Sunday, January 24, 2016

Always Misunderstood

ViralCraze’s “10 Bible Verses That Are Always Misunderstood” explains the parable of the Good Samaritan ... by not really explaining it:

“Jesus asked the question, ‘Who is your neighbor?’ The simple answer is the one who you choose to show mercy to.”

This is the generally accepted response, and it’s not entirely wrong. Still, a careful reading of the passage shows it is not quite what the Lord Jesus said.

In fact, the parable is not about identifying our neighbor at all.

Your Neighbor As Yourself

The story is occasioned by a lawyer who asks the Lord, “What shall I DO to inherit eternal life?” Since he has framed the acquisition of eternal salvation as a matter of works, the Lord answers him within his own frame, by referring to Jewish law. He asks the lawyer, “What is written in the Law? How do you read it?”

The lawyer then responds by mashing up Deuteronomy 6 with Leviticus 19:
“You shall love the Lord your God with all your heart and with all your soul and with all your strength and with all your mind, and your neighbor as yourself.”
To be fair, this was probably a rabbinical formula and a good answer in its time. The Lord replies, “Do this, and you will live”.

Who Is My Neighbor?

The lawyer, who may have been several steps behind Jesus in his thinking but was still doing pretty well for himself overall, now blows it. Unable to leave the answer alone, he steps into the Lord’s trap by inquiring, “And who is my neighbor?” Luke tells us he did so “desiring to justify himself”.

Big mistake. That never works.

In answer to the question, “Who is my neighbor?” the Lord tells the famous parable, which does not need retelling to make my point. My point is simply this: the story does not actually respond to the original question.

It inverts it. Think about that for a second.

Let’s Make It Manageable

The Lord then sums up his story in this single question:
“ ‘Which of these three, do you think, proved to be a neighbor to the man who fell among the robbers?’ He said, ‘The one who showed him mercy.’ And Jesus said to him, ‘You go, and do likewise.’ ”
If this were an exchange in a court of law, we might say the Lord’s answer is unresponsive. It doesn’t address the question, “Who is my neighbor?”

You see, the question is an attempt by the lawyer to limit his responsibility to something he thinks he can manage. We all try to do that with the Lord’s words from time to time, don’t we? It’s almost impossible not to:
  • “Unless your righteousness exceeds that of the scribes and Pharisees, you will never enter the kingdom of heaven.”
  • “Whoever says, ‘You fool!’ will be liable to the hell of fire.”
  • “If your right eye causes you to sin, tear it out and throw it away.”
Taken literally by Jewish men and women raised to believe eternal life depends on performance, such notions are intolerable. Taken literally today by Christians they are every bit as intolerable.
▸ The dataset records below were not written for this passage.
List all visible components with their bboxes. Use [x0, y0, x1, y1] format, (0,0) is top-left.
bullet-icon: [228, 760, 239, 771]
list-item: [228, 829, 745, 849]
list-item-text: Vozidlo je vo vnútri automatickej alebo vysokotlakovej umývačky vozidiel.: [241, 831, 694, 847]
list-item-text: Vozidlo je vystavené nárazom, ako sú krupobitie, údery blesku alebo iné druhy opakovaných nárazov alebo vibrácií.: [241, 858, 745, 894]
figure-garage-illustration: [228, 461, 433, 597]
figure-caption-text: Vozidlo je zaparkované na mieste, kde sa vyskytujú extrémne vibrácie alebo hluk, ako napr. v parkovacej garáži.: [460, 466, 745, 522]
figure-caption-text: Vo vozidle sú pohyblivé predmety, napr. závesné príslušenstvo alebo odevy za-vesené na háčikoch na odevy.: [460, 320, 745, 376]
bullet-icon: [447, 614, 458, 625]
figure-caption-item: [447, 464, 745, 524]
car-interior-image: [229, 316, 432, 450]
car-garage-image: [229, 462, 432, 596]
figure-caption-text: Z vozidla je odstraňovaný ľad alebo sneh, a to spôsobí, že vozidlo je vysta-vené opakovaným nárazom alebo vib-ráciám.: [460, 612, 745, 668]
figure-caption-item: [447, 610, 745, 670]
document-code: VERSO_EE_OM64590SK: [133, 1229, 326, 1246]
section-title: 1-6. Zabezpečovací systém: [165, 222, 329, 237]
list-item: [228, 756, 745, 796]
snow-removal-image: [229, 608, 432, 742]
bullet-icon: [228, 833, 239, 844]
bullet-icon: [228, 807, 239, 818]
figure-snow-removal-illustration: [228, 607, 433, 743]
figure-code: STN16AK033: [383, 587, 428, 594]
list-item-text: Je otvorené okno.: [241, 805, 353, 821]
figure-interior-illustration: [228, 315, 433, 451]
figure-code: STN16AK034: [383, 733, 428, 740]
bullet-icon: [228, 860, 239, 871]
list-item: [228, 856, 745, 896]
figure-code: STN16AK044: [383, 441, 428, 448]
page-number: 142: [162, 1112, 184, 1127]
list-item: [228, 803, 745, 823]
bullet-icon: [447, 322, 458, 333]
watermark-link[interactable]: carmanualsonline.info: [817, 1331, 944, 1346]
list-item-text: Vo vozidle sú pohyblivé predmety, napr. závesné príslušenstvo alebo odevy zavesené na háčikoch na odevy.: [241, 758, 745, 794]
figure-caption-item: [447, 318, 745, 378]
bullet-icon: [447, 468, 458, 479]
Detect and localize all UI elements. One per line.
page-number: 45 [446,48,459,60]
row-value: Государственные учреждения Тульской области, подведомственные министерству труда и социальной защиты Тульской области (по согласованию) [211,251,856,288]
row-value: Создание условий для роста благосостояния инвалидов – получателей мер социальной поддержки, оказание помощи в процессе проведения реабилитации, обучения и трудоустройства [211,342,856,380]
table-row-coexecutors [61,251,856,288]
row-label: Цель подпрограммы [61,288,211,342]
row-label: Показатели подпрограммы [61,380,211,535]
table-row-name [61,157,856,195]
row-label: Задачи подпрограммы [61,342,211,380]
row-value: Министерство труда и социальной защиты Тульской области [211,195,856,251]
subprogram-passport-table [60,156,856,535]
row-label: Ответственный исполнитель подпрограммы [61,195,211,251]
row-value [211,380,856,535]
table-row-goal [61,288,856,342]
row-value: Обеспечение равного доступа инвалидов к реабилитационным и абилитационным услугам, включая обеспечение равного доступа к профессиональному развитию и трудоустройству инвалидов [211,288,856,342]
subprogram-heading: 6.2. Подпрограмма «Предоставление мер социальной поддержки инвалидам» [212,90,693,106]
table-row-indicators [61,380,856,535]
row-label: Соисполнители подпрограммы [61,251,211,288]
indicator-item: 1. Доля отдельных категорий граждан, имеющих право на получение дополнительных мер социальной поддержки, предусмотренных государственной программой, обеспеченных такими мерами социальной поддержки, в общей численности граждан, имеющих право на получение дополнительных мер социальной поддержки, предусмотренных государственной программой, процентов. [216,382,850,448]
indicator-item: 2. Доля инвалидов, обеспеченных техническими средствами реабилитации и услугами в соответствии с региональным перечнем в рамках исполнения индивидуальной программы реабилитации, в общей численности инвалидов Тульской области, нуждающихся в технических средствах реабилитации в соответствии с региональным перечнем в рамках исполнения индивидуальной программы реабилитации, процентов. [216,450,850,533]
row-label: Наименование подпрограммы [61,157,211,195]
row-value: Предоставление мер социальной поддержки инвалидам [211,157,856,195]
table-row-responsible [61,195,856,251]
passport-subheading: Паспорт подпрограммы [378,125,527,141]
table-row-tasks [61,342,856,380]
So we chip away at the plain meaning of the Lord’s words in the hope of finding something minimally acceptable to God that we are actually prepared to do.

If you can find me one or two neighbors to my liking, perhaps I can love them as myself.

If you can find me someone from my own religious tradition and ethnic background, maybe I can love them as myself.

Who knows what the lawyer was thinking?

Being a Neighbor

But the parable is not really about identifying our neighbor or reducing the subset of those to whom we potentially bear some responsibility for their well-being. It is not really about “who you choose to show mercy to”, as ViralCraze puts it. It’s about what sort of person I ought to be. The Lord is not answering, “WHO is my neighbor?” but rather, “How can I BE a neighbor?”

The true neighbor is the one who is ready to show mercy indiscriminately at all times to everyone in need of it, wherever he or she encounters them.

That, I think, is the Christian answer, and it’s a lot more work.

Which may be why the verse is so frequently misunderstood.